Games and Gender by Diane Carr
Throughout this article Diane touches on gender in video games through its representation, players and player culture, and aspects of the games industry. She starts by talking about gender and how it is represented in games. First she introduces some statistics on female gamers. In the UK the average age of women who game is between 30-35 years old. She points out that many theorists believe that women are turned off from video games because of the “look” of female avatars. Female bodies in video games are greatly exaggerated, and while males are exaggerated too they are not solely view for sexual interest.
She goes into how the whole industry of video games is male by default. Some games such as The Thing and Abe’s Oddysee where all the characters in the game are male. But she also urges us to remember that although representational factors are important they aren’t the only factor dealing with gender and video games, as we all know a player controls the avatar.
In the section on how the rules of the game are just as important as the representation Carr brings up the example of Baldur’s Gate where the characters, whether male or female, have the same characteristics. But then in the Sims the gender of the characters determine how the act etc. She argues for these and other reasons mentioned that the manner in which gender is inscribed in the game at a representational level might be over-ruled by the player. She also mentions then creation of “Jen” the main character in the game Primal. When the company attempted to export the game to Japan, the Japanese claimed that Jen wasn’t attractive enough and wanted a change.

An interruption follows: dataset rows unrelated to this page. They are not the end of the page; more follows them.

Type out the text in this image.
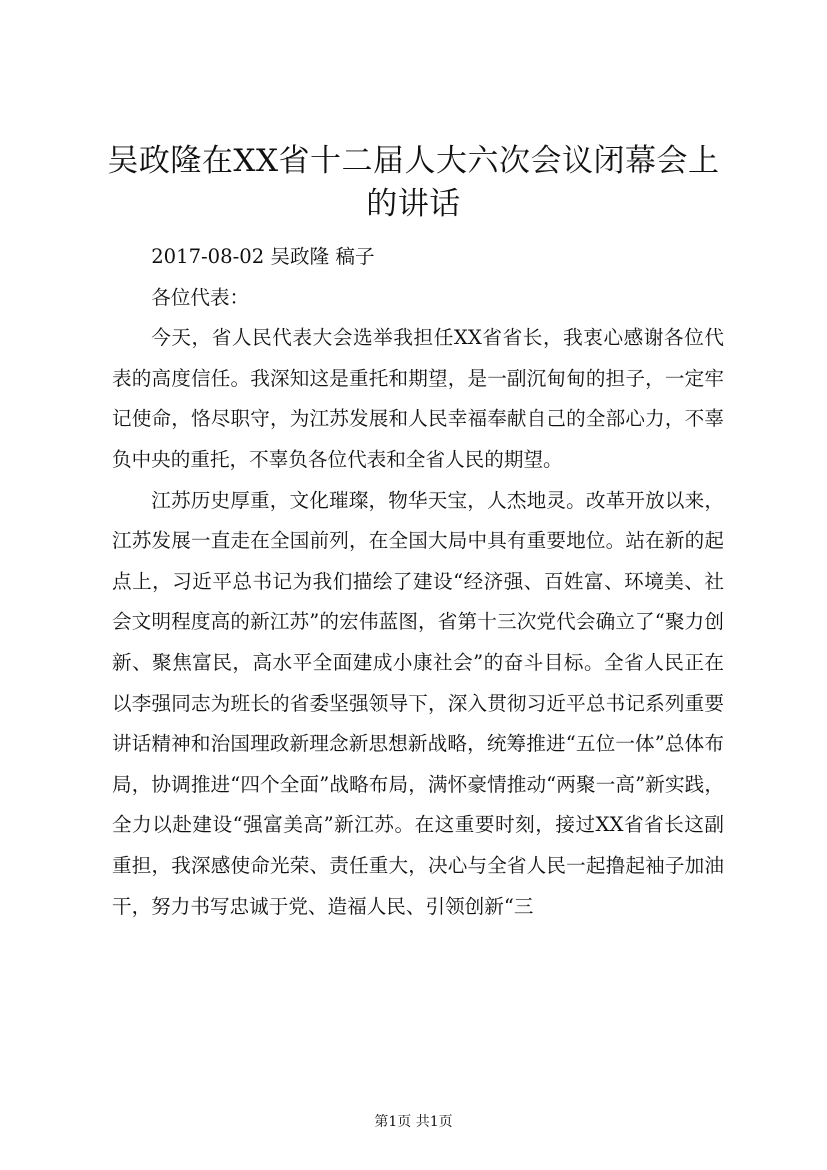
吴政隆在XX省十二届人大六次会议闭幕会上
的讲话

2017-08-02 吴政隆 稿子

各位代表：

今天，省人民代表大会选举我担任XX省省长，我衷心感谢各位代表的高度信任。我深知这是重托和期望，是一副沉甸甸的担子，一定牢记使命，恪尽职守，为江苏发展和人民幸福奉献自己的全部心力，不辜负中央的重托，不辜负各位代表和全省人民的期望。

江苏历史厚重，文化璀璨，物华天宝，人杰地灵。改革开放以来，江苏发展一直走在全国前列，在全国大局中具有重要地位。站在新的起点上，习近平总书记为我们描绘了建设“经济强、百姓富、环境美、社会文明程度高的新江苏”的宏伟蓝图，省第十三次党代会确立了“聚力创新、聚焦富民，高水平全面建成小康社会”的奋斗目标。全省人民正在以李强同志为班长的省委坚强领导下，深入贯彻习近平总书记系列重要讲话精神和治国理政新理念新思想新战略，统筹推进“五位一体”总体布局，协调推进“四个全面”战略布局，满怀豪情推动“两聚一高”新实践，全力以赴建设“强富美高”新江苏。在这重要时刻，接过XX省省长这副重担，我深感使命光荣、责任重大，决心与全省人民一起撸起袖子加油干，努力书写忠诚于党、造福人民、引领创新“三

第1页 共1页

From that she starts to talk about the culture of the gaming industry and how it is male heavy. The games are made by males and marketed for males, in fact she shows a stat where 90% of the makers of Anarchy Online where men. The majority of women working in the video game industry are those “booth babes” who take pictures with eager boys.
Next she goes into the “pink games” or attempts to make games for girls and the “grrl gamer” which relates back to From Barbie to Mortal Kombat. She also briefly talks about how sometimes gaming magazines try to lure girls in by having special girl issues, but most the time they are just filled with things guys want to see.
She ends by saying that with games becoming mainstream media the line between male and female players my become forgotten or at least reworked. Also she realizes that just by having female avatars doesn’t mean more females will start to play games because there are so many other factors dealing with gender in games.